Monday, January 27, 2014



Sensible, achievable, and cheap

Yesterday, the Greens launched their education policy, promising to reduce inequality in education through free school lunches, dedicated school nurses, onsite ECE, and free afterschool and holiday care, all targeted at decile 1 - 4 schools. The latter in particular is a game-changer, and will remove a significant cost from the back of the working poor, as well as a significant barrier to participating in the workforce for those outside it.

(I'm ignoring the "community hub" idea here because a change in the method of provision isn't as significant IMHO as the changes in what is being provided. That's just admin, not policy).
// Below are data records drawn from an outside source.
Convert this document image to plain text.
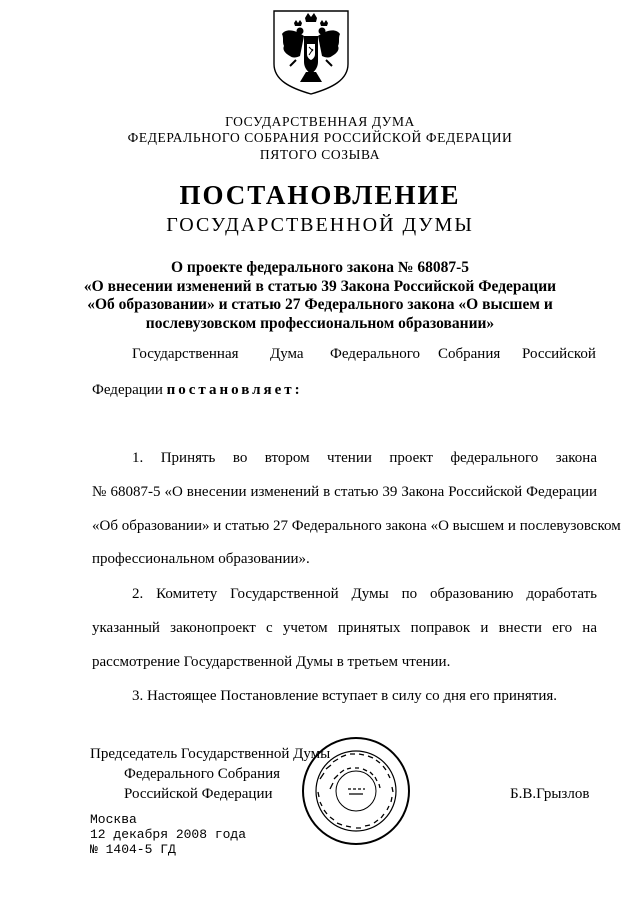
ГОСУДАРСТВЕННАЯ ДУМА
ФЕДЕРАЛЬНОГО СОБРАНИЯ РОССИЙСКОЙ ФЕДЕРАЦИИ
ПЯТОГО СОЗЫВА
ПОСТАНОВЛЕНИЕ
ГОСУДАРСТВЕННОЙ ДУМЫ
О проекте федерального закона № 68087-5
«О внесении изменений в статью 39 Закона Российской Федерации
«Об образовании» и статью 27 Федерального закона «О высшем и
послевузовском профессиональном образовании»
Государственная Дума Федерального Собрания Российской
Федерации постановляет:
1. Принять во втором чтении проект федерального закона
№ 68087-5 «О внесении изменений в статью 39 Закона Российской Федерации
«Об образовании» и статью 27 Федерального закона «О высшем и послевузовском
профессиональном образовании».
2. Комитету Государственной Думы по образованию доработать
указанный законопроект с учетом принятых поправок и внести его на
рассмотрение Государственной Думы в третьем чтении.
3. Настоящее Постановление вступает в силу со дня его принятия.
Председатель Государственной Думы
Федерального Собрания
Российской Федерации	Б.В.Грызлов
Москва
12 декабря 2008 года
№ 1404-5 ГД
These are sensible policies, which will ensure that every child gets a fair go regardless of their parents' wealth. They'll make a real difference to inequality in New Zealand. But what's surprising is that all of this is so cheap. $100 million a year isn't pocket change, but in policy terms, its at the low end of significant policy. Which just makes the absence of these policies, and the resulting inequality and suffering all the worse: we could fix it, cheaply - but our government chooses not to.

Its also worth remembering here: reducing child poverty is an investment, not a cost. It pays off later in lower spending on health, welfare, remedial education, police and prisons. But that doesn't immediately cut taxes for the rich, so National ignores it.